Elle eut du marcher contre elle qu'elle n'eut certainement pas pu
avancer, mais par bonheur le vent la poussait, et si fort, que par
instants il la forcait a courir.
Pourquoi ne garderait-elle pas cette allure? La foudre n'etait pas
encore au-dessus d'elle.
Les coudes serres a la taille, le corps penche en avant, elle se
mit a courir, en se menageant cependant pour ne pas tomber a bout
de souffle; mais, si vite qu'elle courut, l'orage courait encore
plus vite qu'elle, et sa voix formidable lui criait dans le dos
qu'il la gagnait.
Si elle avait ete dans son etat ordinaire elle aurait lutte plus
energiquement, mais fatiguee, affaiblie, la tete chancelante, la
bouche seche, elle ne pouvait pas soutenir un effort desespere, et
par moment le coeur lui manquait.
Heureusement le bois se rapprochait, et maintenant elle
distinguait nettement ses grands arbres que des abatis recents
avaient clairsemes.
Encore quelques minutes, elle arrivait; au moins elle touchait sa
lisiere, qui pouvait lui donner un abri que la plaine certainement
ne lui offrirait pas; et il suffisait que cette esperance
presentat une chance de realisation, si faible qu'elle fut, pour
que son courage ne l'abandonnat pas: que de fois son pere lui
avait-il repete que dans le danger les chances de se sauver sont a
ceux qui luttent jusqu'au bout!
Et elle luttait soutenue par cette pensee, comme si la main de son
pere tenait encore la sienne et l'entrainait.
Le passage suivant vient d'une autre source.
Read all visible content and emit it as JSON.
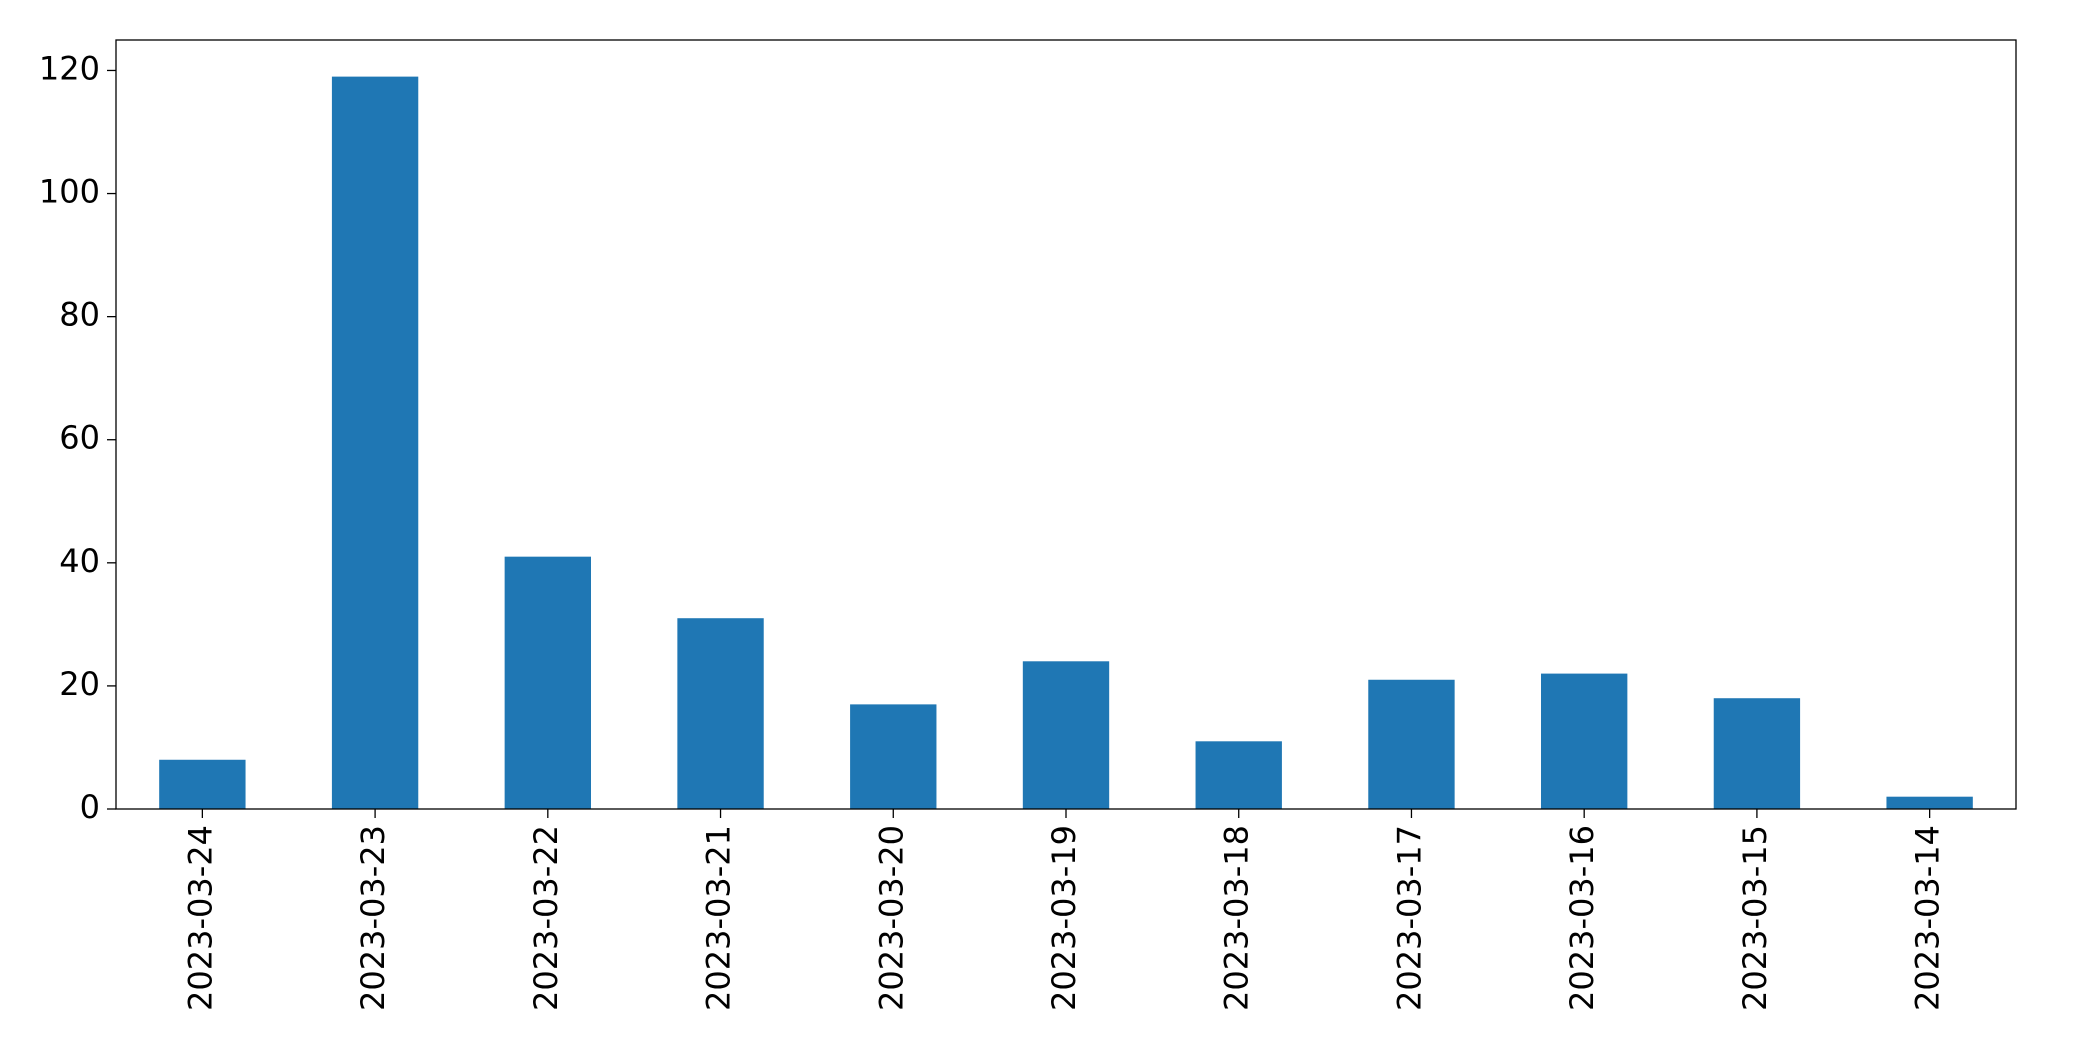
{
  "chart_data": {
    "type": "bar",
    "categories": [
      "2023-03-24",
      "2023-03-23",
      "2023-03-22",
      "2023-03-21",
      "2023-03-20",
      "2023-03-19",
      "2023-03-18",
      "2023-03-17",
      "2023-03-16",
      "2023-03-15",
      "2023-03-14"
    ],
    "values": [
      8,
      119,
      41,
      31,
      17,
      24,
      11,
      21,
      22,
      18,
      2
    ],
    "color": "#1f77b4",
    "ylim": [
      0,
      124.95
    ],
    "yticks": [
      0,
      20,
      40,
      60,
      80,
      100,
      120
    ],
    "grid": false
  }
}
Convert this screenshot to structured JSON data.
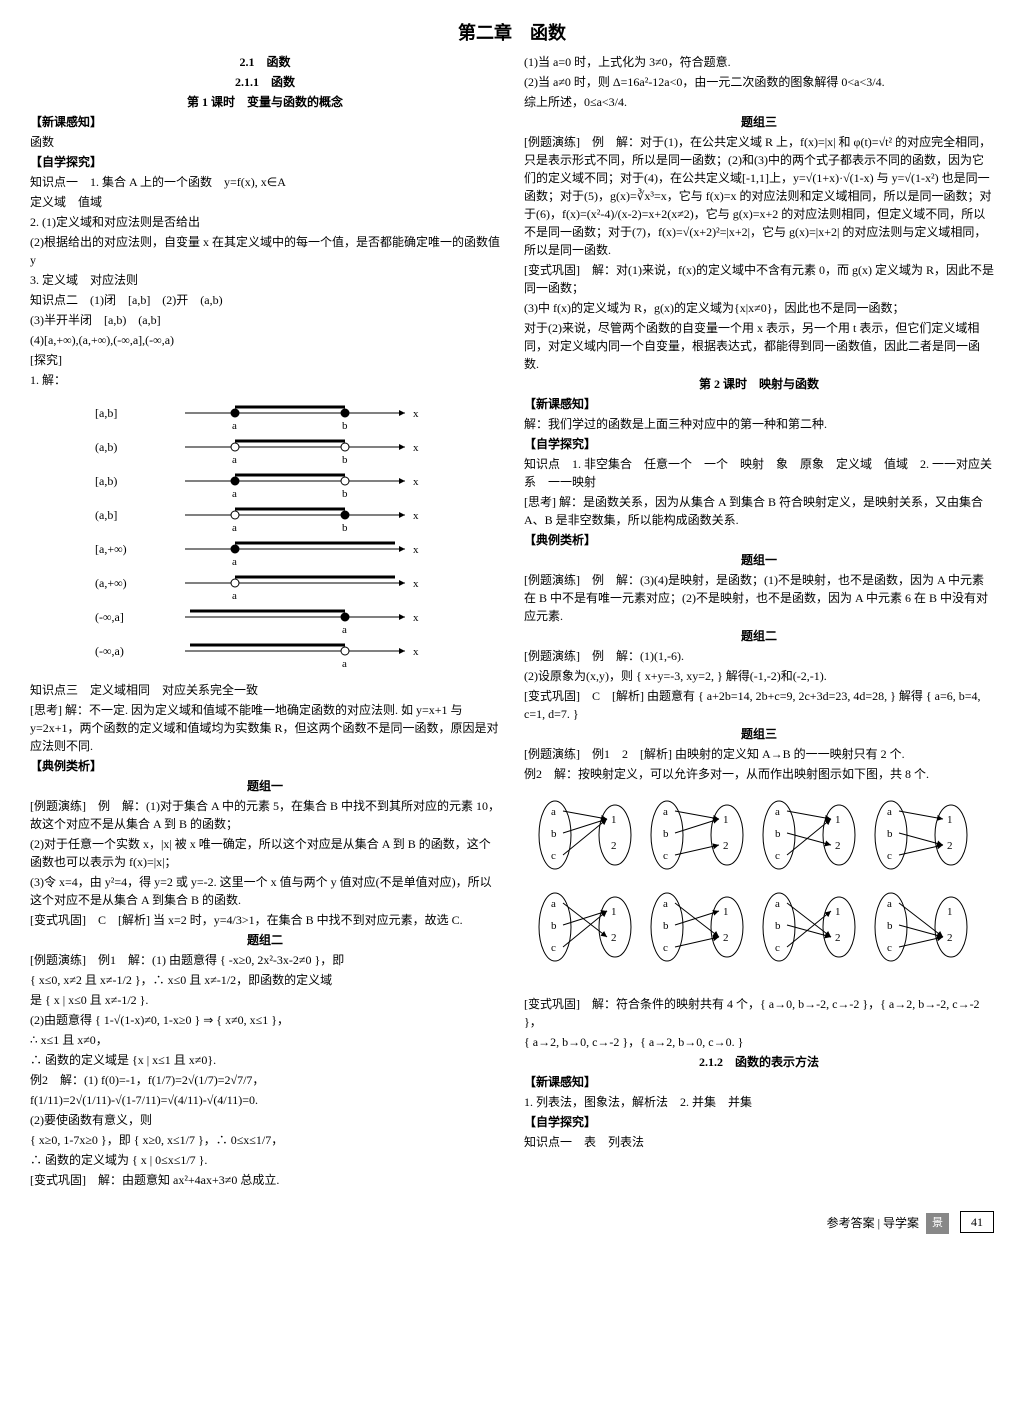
{
  "pageTitle": "第二章　函数",
  "footer": {
    "ref": "参考答案 | 导学案",
    "badge": "景",
    "page": "41"
  },
  "left": {
    "h1": "2.1　函数",
    "h2": "2.1.1　函数",
    "h3": "第 1 课时　变量与函数的概念",
    "p1": "【新课感知】",
    "p2": "函数",
    "p3": "【自学探究】",
    "p4": "知识点一　1. 集合 A 上的一个函数　y=f(x), x∈A",
    "p5": "定义域　值域",
    "p6": "2. (1)定义域和对应法则是否给出",
    "p7": "(2)根据给出的对应法则，自变量 x 在其定义域中的每一个值，是否都能确定唯一的函数值 y",
    "p8": "3. 定义域　对应法则",
    "p9": "知识点二　(1)闭　[a,b]　(2)开　(a,b)",
    "p10": "(3)半开半闭　[a,b)　(a,b]",
    "p11": "(4)[a,+∞),(a,+∞),(-∞,a],(-∞,a)",
    "p12": "[探究]",
    "p13": "1. 解：",
    "intervals": [
      "[a,b]",
      "(a,b)",
      "[a,b)",
      "(a,b]",
      "[a,+∞)",
      "(a,+∞)",
      "(-∞,a]",
      "(-∞,a)"
    ],
    "p14": "知识点三　定义域相同　对应关系完全一致",
    "p15": "[思考] 解：不一定. 因为定义域和值域不能唯一地确定函数的对应法则. 如 y=x+1 与 y=2x+1，两个函数的定义域和值域均为实数集 R，但这两个函数不是同一函数，原因是对应法则不同.",
    "p16": "【典例类析】",
    "g1": "题组一",
    "p17": "[例题演练]　例　解：(1)对于集合 A 中的元素 5，在集合 B 中找不到其所对应的元素 10，故这个对应不是从集合 A 到 B 的函数；",
    "p18": "(2)对于任意一个实数 x，|x| 被 x 唯一确定，所以这个对应是从集合 A 到 B 的函数，这个函数也可以表示为 f(x)=|x|；",
    "p19": "(3)令 x=4，由 y²=4，得 y=2 或 y=-2. 这里一个 x 值与两个 y 值对应(不是单值对应)，所以这个对应不是从集合 A 到集合 B 的函数.",
    "p20": "[变式巩固]　C　[解析] 当 x=2 时，y=4/3>1，在集合 B 中找不到对应元素，故选 C.",
    "g2": "题组二",
    "p21": "[例题演练]　例1　解：(1) 由题意得 { -x≥0, 2x²-3x-2≠0 }，即",
    "p22": "{ x≤0, x≠2 且 x≠-1/2 }，∴ x≤0 且 x≠-1/2，即函数的定义域",
    "p23": "是 { x | x≤0 且 x≠-1/2 }.",
    "p24": "(2)由题意得 { 1-√(1-x)≠0, 1-x≥0 } ⇒ { x≠0, x≤1 }，",
    "p25": "∴ x≤1 且 x≠0，",
    "p26": "∴ 函数的定义域是 {x | x≤1 且 x≠0}.",
    "p27": "例2　解：(1) f(0)=-1，f(1/7)=2√(1/7)=2√7/7，",
    "p28": "f(1/11)=2√(1/11)-√(1-7/11)=√(4/11)-√(4/11)=0.",
    "p29": "(2)要使函数有意义，则",
    "p30": "{ x≥0, 1-7x≥0 }，即 { x≥0, x≤1/7 }，∴ 0≤x≤1/7，",
    "p31": "∴ 函数的定义域为 { x | 0≤x≤1/7 }.",
    "p32": "[变式巩固]　解：由题意知 ax²+4ax+3≠0 总成立."
  },
  "right": {
    "p1": "(1)当 a=0 时，上式化为 3≠0，符合题意.",
    "p2": "(2)当 a≠0 时，则 Δ=16a²-12a<0，由一元二次函数的图象解得 0<a<3/4.",
    "p3": "综上所述，0≤a<3/4.",
    "g3": "题组三",
    "p4": "[例题演练]　例　解：对于(1)，在公共定义域 R 上，f(x)=|x| 和 φ(t)=√t² 的对应完全相同，只是表示形式不同，所以是同一函数；(2)和(3)中的两个式子都表示不同的函数，因为它们的定义域不同；对于(4)，在公共定义域[-1,1]上，y=√(1+x)·√(1-x) 与 y=√(1-x²) 也是同一函数；对于(5)，g(x)=∛x³=x，它与 f(x)=x 的对应法则和定义域相同，所以是同一函数；对于(6)，f(x)=(x²-4)/(x-2)=x+2(x≠2)，它与 g(x)=x+2 的对应法则相同，但定义域不同，所以不是同一函数；对于(7)，f(x)=√(x+2)²=|x+2|，它与 g(x)=|x+2| 的对应法则与定义域相同，所以是同一函数.",
    "p5": "[变式巩固]　解：对(1)来说，f(x)的定义域中不含有元素 0，而 g(x) 定义域为 R，因此不是同一函数；",
    "p6": "(3)中 f(x)的定义域为 R，g(x)的定义域为{x|x≠0}，因此也不是同一函数；",
    "p7": "对于(2)来说，尽管两个函数的自变量一个用 x 表示，另一个用 t 表示，但它们定义域相同，对定义域内同一个自变量，根据表达式，都能得到同一函数值，因此二者是同一函数.",
    "h4": "第 2 课时　映射与函数",
    "p8": "【新课感知】",
    "p9": "解：我们学过的函数是上面三种对应中的第一种和第二种.",
    "p10": "【自学探究】",
    "p11": "知识点　1. 非空集合　任意一个　一个　映射　象　原象　定义域　值域　2. 一一对应关系　一一映射",
    "p12": "[思考] 解：是函数关系，因为从集合 A 到集合 B 符合映射定义，是映射关系，又由集合 A、B 是非空数集，所以能构成函数关系.",
    "p13": "【典例类析】",
    "g1b": "题组一",
    "p14": "[例题演练]　例　解：(3)(4)是映射，是函数；(1)不是映射，也不是函数，因为 A 中元素在 B 中不是有唯一元素对应；(2)不是映射，也不是函数，因为 A 中元素 6 在 B 中没有对应元素.",
    "g2b": "题组二",
    "p15": "[例题演练]　例　解：(1)(1,-6).",
    "p16": "(2)设原象为(x,y)，则 { x+y=-3, xy=2, } 解得(-1,-2)和(-2,-1).",
    "p17": "[变式巩固]　C　[解析] 由题意有 { a+2b=14, 2b+c=9, 2c+3d=23, 4d=28, } 解得 { a=6, b=4, c=1, d=7. }",
    "g3b": "题组三",
    "p18": "[例题演练]　例1　2　[解析] 由映射的定义知 A→B 的一一映射只有 2 个.",
    "p19": "例2　解：按映射定义，可以允许多对一，从而作出映射图示如下图，共 8 个.",
    "mapLeft": [
      "a",
      "b",
      "c"
    ],
    "mapRight": [
      "1",
      "2"
    ],
    "p20": "[变式巩固]　解：符合条件的映射共有 4 个，{ a→0, b→-2, c→-2 }，{ a→2, b→-2, c→-2 }，",
    "p21": "{ a→2, b→0, c→-2 }，{ a→2, b→0, c→0. }",
    "h5": "2.1.2　函数的表示方法",
    "p22": "【新课感知】",
    "p23": "1. 列表法，图象法，解析法　2. 并集　并集",
    "p24": "【自学探究】",
    "p25": "知识点一　表　列表法"
  }
}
Un coup plus sec, plus violent que les autres, la cloua au sol
couvert de flammes; cette fois le tonnerre ne la poursuivait plus,
il l'avait rejointe, il etait sur elle; il fallait qu'elle
ralentit sa course, car mieux valait encore s'exposer a etre
inondee que foudroyee.
Elle n'avait pas fait vingt pas que quelques gouttes de pluie
larges et epaisses s'abattirent, et elle crut que c'etait l'averse
qui commencait; mais elle ne dura point, emportee par le vent,
coupee par les commotions du tonnerre qui la refoulaient.
Enfin elle entrait dans le bois, mais l'obscurite s'etait faite si
noire que ses yeux ne pouvaient pas le sonder bien loin, cependant
a la lueur d'un coup de foudre elle crut apercevoir, a une courte
distance, une cabane a laquelle conduisait un mauvais chemin
creuse de profondes ornieres, elle se jeta dedans, au hasard.